Den ganzen Tag lang schonte ich also meine Stimme, lutschte fleißig meine Lieblingshalsbonbons und trank Tee und heiße Milch mit Honig. Die Stimme kehrte zum Glück zurück – nur schlapp war ich immer noch.
Die erstaunliche Wandlung passierte dann hinter der Bühne. Noch bei der Licht- und Tonprobe ging es mir gruselig, aber kaum ging das Licht im Saal aus und ich trat hinter den Vorhang, um die Show zu eröffnen, da war das Kranksein ausgeblendet. Ich funktionierte einfach, keine Wölkchen, kein Halsweh, nüscht mehr.

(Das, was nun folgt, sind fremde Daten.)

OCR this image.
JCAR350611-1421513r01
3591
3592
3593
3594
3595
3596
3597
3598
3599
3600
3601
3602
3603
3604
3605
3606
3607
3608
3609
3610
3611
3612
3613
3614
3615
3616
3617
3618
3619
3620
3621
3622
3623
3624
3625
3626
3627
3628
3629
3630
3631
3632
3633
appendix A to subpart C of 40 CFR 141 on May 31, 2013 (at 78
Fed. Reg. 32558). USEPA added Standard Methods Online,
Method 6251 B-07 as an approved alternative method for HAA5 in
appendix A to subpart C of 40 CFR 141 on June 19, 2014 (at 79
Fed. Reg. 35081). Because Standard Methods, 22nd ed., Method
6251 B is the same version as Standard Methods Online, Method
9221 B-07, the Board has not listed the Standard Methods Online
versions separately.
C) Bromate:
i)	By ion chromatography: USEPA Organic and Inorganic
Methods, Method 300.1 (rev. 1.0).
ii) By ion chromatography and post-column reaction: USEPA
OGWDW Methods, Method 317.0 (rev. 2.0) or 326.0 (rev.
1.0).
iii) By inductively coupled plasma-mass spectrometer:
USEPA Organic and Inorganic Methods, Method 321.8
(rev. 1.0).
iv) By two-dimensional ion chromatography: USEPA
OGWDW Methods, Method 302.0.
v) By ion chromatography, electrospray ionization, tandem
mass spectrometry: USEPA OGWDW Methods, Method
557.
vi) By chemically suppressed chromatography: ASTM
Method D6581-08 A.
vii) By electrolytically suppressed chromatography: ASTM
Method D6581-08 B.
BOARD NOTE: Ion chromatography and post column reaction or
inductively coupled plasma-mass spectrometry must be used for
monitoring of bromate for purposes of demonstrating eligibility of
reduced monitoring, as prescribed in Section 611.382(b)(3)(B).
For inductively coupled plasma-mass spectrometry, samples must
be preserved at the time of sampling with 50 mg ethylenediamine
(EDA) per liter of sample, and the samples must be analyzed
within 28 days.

Die Show war grandios, hat soooo viel Spaß gemacht. Wer nicht dabei war, hat was verpasst. (Musste ich jetzt sagen… *gg*)
Danach konnte ich es aber kaum erwarten, mich in meinem Bett zu verkriechen. Ich war unglaublich müde. Und ich brauche wohl nicht zu erwähnen, wie es mir am nächsten Tag ging…
Ich habe dieses plötzliche Funktionieren schon manches Mal erlebt und nenne es daher Showmodus. Der Körper holt irgendwo ungeahnte Energien her und sorgt dafür, dass es klappt. Ich dachte allerdings nicht, dass man auch krank in den Showmodus gehen kann… Eine spannende Erfahrung.